Là où des groupes voisins ou cousins (King Crimson, Yes) s'engouffrent dans la brèche d'un rock à dominante instrumentale, usant du mellotron puis du synthétiseur pour la couleur symphonique, Procol Harum garde un cap plus terre à terre. Les mélodies les plus précieuses brodées par Brooker ont toujours l'empreinte du blues. Keith Reid, parolier et membre à part entière (un autre signe distinctif), lui sert des vers alambiqués sur quelques thèmes récurrents : mal de mer, ivresse ou mal d'amour. Les albums s'enchaînent, sans sortir le groupe d'un statut « culte » avant la lettre. Des lieutenants quittent le navire, ainsi Robin Trower, guitar hero frustré. Procol Harum se paie le luxe d'un concert à Edmonton (Canada), avec orchestre au grand complet, dont témoigne un album live. En 1973 sort le fastueux Grand Hotel, dont les textes reflètent certains aspects méconnus de la vie en tournée : « On ne parle pas ici d'orgies sexuelles et de nuits passées à boire, précise Gary Brooker, mais de profiterolles, de pêches flambées et de champagne ! »

 

Procol Harum en 1975.

Procol Harum en 1975. © Sunshine / MAXPPP

 

'Personne ne venait nous supplier de continuer'

Les deux années suivantes voient débouler la horde punk, dont la seule évocation suscite encore chez le vétéran Brooker un frisson de dégoût : « Des gars qui crachaient sur le public, jouaient de la daube et ne savaient pas chanter… Sans être cités dans leurs attaques, nous nous sentions à l'exact opposé des punks. » L'album que le groupe défend alors s'intitule Procol's Ninth, « la neuvième de Procol », rien que ça. Conscients que leurs grandes heures sont désormais derrière eux, Brooker and Co. se séparent à l'amiable. Dans un silence de cathédrale. « J'ai eu l'impression que nous avions coulé sans laisser de trace. Personne ne venait nous supplier de continuer ! »

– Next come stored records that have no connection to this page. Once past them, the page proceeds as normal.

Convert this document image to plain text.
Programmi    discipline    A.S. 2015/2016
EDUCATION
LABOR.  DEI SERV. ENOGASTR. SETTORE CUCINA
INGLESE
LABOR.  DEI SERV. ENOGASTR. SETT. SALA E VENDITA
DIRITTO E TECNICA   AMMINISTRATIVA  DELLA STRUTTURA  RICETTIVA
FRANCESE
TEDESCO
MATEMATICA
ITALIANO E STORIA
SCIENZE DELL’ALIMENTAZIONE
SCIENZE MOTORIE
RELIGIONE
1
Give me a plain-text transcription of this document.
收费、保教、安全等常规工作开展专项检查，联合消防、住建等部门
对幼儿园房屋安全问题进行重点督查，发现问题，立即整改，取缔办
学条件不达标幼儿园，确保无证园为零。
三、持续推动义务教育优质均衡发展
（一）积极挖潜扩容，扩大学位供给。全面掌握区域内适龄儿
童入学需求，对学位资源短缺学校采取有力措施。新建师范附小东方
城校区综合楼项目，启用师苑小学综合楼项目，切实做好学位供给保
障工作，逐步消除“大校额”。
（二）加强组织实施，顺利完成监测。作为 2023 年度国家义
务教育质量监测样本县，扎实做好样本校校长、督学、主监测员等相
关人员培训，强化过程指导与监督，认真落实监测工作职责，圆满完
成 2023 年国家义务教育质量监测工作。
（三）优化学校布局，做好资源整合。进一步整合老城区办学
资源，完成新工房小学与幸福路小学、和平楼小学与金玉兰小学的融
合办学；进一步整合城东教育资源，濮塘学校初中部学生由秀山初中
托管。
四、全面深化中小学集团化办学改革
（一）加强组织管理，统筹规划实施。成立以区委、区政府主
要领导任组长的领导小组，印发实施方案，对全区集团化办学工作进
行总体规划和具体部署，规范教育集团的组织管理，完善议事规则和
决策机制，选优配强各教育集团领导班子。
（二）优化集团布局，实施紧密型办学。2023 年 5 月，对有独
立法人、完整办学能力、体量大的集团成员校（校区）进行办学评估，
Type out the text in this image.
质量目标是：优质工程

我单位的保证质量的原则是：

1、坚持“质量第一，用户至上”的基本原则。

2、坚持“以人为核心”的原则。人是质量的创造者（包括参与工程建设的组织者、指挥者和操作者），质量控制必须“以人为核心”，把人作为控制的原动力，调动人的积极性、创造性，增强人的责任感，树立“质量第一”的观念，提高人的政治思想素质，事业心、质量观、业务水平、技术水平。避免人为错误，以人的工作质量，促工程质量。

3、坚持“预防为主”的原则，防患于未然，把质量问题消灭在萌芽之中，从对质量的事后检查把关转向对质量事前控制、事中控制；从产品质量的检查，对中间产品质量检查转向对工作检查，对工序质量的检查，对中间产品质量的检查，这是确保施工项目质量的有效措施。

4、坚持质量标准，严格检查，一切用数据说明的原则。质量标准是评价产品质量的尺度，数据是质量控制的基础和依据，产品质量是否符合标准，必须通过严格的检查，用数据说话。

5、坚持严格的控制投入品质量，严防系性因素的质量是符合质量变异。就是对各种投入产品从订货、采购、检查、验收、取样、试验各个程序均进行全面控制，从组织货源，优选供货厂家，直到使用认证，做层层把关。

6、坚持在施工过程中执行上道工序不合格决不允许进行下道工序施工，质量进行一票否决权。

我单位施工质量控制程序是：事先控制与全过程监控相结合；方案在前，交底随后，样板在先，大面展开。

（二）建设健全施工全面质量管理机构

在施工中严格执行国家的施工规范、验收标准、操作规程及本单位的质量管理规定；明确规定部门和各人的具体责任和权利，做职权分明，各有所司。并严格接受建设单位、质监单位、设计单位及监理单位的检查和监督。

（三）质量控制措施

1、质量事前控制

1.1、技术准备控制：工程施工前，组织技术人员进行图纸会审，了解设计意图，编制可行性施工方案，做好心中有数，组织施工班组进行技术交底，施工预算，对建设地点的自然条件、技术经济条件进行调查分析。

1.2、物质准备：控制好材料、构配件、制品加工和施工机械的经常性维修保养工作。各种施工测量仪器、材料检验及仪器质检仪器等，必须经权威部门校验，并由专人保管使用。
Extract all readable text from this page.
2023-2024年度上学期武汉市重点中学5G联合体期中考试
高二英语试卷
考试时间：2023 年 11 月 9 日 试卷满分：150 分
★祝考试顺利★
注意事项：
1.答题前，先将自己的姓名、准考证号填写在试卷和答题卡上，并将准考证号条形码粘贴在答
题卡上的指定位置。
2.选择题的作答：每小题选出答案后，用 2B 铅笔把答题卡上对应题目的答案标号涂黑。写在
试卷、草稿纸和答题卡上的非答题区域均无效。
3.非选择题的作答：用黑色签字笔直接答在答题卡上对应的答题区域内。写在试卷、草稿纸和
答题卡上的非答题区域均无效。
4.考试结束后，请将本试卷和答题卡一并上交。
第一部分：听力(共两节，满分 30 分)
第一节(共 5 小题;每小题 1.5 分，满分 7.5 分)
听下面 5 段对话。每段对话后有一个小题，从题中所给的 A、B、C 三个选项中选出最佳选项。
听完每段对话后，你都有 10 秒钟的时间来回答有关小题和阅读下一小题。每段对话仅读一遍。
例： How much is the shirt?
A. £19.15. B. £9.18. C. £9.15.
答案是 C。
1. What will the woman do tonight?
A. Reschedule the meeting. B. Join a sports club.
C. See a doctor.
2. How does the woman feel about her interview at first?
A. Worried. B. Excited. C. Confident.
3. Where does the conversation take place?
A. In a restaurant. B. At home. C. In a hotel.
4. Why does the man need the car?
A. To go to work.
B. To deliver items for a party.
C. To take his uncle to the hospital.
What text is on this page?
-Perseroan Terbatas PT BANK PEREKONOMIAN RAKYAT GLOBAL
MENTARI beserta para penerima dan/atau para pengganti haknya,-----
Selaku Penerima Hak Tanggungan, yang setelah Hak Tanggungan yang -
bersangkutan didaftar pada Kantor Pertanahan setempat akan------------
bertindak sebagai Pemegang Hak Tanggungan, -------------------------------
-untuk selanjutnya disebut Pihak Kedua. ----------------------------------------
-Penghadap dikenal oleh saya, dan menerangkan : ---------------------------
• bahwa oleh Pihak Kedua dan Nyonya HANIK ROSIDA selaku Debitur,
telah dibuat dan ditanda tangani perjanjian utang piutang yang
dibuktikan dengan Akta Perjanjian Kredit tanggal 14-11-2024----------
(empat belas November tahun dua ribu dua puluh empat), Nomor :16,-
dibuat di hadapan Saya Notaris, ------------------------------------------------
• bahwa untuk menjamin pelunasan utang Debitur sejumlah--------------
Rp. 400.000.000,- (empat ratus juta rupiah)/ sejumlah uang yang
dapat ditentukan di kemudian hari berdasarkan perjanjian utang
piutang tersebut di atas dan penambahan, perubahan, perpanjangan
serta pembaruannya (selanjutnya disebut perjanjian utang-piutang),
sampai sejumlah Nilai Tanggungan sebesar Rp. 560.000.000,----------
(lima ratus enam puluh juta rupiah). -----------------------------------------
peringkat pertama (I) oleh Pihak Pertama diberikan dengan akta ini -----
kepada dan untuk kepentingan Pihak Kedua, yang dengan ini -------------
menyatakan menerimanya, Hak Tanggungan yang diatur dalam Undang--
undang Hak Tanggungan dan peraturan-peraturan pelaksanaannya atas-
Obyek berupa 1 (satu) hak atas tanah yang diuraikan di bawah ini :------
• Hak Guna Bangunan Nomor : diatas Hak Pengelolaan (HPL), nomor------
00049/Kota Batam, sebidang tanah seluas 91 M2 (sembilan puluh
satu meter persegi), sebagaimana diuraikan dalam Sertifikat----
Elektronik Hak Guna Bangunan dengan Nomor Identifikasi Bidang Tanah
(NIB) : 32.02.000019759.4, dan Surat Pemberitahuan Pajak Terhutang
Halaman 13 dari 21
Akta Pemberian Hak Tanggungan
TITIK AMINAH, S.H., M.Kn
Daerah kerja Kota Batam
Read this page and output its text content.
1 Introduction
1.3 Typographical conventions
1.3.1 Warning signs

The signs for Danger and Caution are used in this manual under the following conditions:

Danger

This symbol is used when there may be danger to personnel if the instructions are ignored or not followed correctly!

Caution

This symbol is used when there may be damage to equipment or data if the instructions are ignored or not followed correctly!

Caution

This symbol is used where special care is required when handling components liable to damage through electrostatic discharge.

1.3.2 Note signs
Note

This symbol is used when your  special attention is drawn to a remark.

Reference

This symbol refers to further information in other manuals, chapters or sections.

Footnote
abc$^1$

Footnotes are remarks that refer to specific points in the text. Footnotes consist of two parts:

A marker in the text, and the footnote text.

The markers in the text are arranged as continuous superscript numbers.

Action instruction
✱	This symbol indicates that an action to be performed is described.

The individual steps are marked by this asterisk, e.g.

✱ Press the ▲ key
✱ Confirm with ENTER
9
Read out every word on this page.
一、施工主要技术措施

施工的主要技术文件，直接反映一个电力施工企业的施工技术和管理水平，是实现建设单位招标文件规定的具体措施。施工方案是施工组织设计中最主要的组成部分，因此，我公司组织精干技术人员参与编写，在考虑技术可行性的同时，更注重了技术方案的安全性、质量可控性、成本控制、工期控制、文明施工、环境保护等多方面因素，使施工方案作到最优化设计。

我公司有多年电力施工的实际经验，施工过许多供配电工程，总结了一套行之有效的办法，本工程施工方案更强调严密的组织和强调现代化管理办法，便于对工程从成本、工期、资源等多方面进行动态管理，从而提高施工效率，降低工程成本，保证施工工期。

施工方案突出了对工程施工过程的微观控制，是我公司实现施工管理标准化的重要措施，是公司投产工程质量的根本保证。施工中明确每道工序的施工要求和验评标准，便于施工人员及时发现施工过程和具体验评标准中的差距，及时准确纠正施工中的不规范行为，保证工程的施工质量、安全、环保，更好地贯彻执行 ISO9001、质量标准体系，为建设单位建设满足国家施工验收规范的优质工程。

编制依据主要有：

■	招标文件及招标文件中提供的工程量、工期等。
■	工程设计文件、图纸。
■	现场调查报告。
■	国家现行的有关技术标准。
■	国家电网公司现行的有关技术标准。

Gary Brooker n'allait pas cependant passer les décennies suivantes à bêcher son potager. Ayant renoué avec plusieurs anciens à l'occasion de la publication en CD du catalogue Procol Harum, et constaté aussi que leurs ex-fans se comptaient encore par dizaines de milliers, il décide de réactiver la machine. On est à la fin des années 1980. Seul hic, ce sera sans le batteur B.J. Wilson, tombé dans un coma fatal. La reformation du Procol historique fera long feu. Depuis, Gary Brooker est aux commandes d'un fabuleux vaisseau fantôme : la plus durable formation du groupe est un assemblage de purs interprètes, dont certains réalisent un rêve d'enfance. Le patron lui-même ne compose plus guère, content de pouvoir puiser dans un répertoire dont la richesse étonnera toujours ceux – il en reste – qui viennent juste d'entendre A whiter shade of pale.